Menurut media pemerintah Tiongkok Xinhua, koridor Ekonomi Semenanjung Tiongkok-Indocina bertujuan untuk meningkatkan kerja sama Tiongkok dengan negara-negara ASEAN (Perhimpunan Bangsa Bangsa Asia Tenggara), yang menghubungkan Nanning, ibukota wilayah Guangxi di barat daya Tiongkok, dengan Vietnam, Laos, Kamboja, Thailand, Burma, dan Malaysia.
“Koridor Ekonomi Semenanjung Tiongkok-Indocina berpotensi mengikis arsitektur keamanan saat ini di wilayah tersebut, memungkinkan Tiongkok untuk menggunakan leverage ekonominya untuk mengakumulasi kekuatan geopolitik yang tak terkendali di lingkungan terdekatnya,” kata surat kabar Xinhua.
Pejabat Amerika Serikat semakin menyuarakan keprihatinan terhadap ambisi One Belt, One Road Tiongkok.

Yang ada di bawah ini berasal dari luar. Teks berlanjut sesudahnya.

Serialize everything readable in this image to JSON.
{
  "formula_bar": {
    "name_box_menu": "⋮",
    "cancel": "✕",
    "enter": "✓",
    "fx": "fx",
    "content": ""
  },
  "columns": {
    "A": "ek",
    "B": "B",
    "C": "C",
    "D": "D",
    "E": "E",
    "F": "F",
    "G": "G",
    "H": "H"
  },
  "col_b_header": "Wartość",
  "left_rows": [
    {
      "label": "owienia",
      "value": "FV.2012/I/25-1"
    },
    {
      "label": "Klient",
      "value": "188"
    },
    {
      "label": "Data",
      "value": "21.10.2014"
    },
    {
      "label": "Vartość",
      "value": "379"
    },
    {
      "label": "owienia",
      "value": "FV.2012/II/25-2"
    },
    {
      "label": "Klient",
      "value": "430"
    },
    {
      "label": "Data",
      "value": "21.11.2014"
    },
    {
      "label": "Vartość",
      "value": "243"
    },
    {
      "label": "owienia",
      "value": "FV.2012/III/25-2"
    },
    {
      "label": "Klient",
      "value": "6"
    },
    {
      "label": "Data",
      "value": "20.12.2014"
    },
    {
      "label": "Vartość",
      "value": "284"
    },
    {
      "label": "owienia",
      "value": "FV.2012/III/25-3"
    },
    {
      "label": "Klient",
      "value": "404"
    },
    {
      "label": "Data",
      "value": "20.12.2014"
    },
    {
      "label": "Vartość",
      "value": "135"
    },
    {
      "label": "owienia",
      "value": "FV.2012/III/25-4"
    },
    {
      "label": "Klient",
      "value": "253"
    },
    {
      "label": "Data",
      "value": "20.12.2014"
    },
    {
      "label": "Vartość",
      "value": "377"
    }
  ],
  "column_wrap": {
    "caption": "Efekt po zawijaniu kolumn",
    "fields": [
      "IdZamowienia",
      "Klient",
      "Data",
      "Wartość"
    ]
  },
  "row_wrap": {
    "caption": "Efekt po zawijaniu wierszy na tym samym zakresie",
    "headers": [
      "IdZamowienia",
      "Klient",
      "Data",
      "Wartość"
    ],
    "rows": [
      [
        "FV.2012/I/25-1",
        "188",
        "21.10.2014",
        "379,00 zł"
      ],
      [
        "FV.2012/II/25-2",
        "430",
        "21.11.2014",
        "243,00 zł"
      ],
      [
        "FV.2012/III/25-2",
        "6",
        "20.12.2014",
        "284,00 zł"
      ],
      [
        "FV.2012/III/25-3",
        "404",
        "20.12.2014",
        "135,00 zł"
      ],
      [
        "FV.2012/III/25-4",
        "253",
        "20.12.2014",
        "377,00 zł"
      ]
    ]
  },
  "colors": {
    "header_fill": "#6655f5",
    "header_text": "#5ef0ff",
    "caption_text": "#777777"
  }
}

Baru-baru ini pada tanggal 22 April 2019, Senator Bob Menendez (DN.J.), ketika memberikan pidato pada KTT keamanan regional yang diadakan di Yunani, berbicara mengenai perlunya pemerintah Amerika Serikat untuk melawan One Belt, One Road, yang menyebut One Belt, One Road sebagai bentuk “investasi manipulatif” diplomasi Beijing.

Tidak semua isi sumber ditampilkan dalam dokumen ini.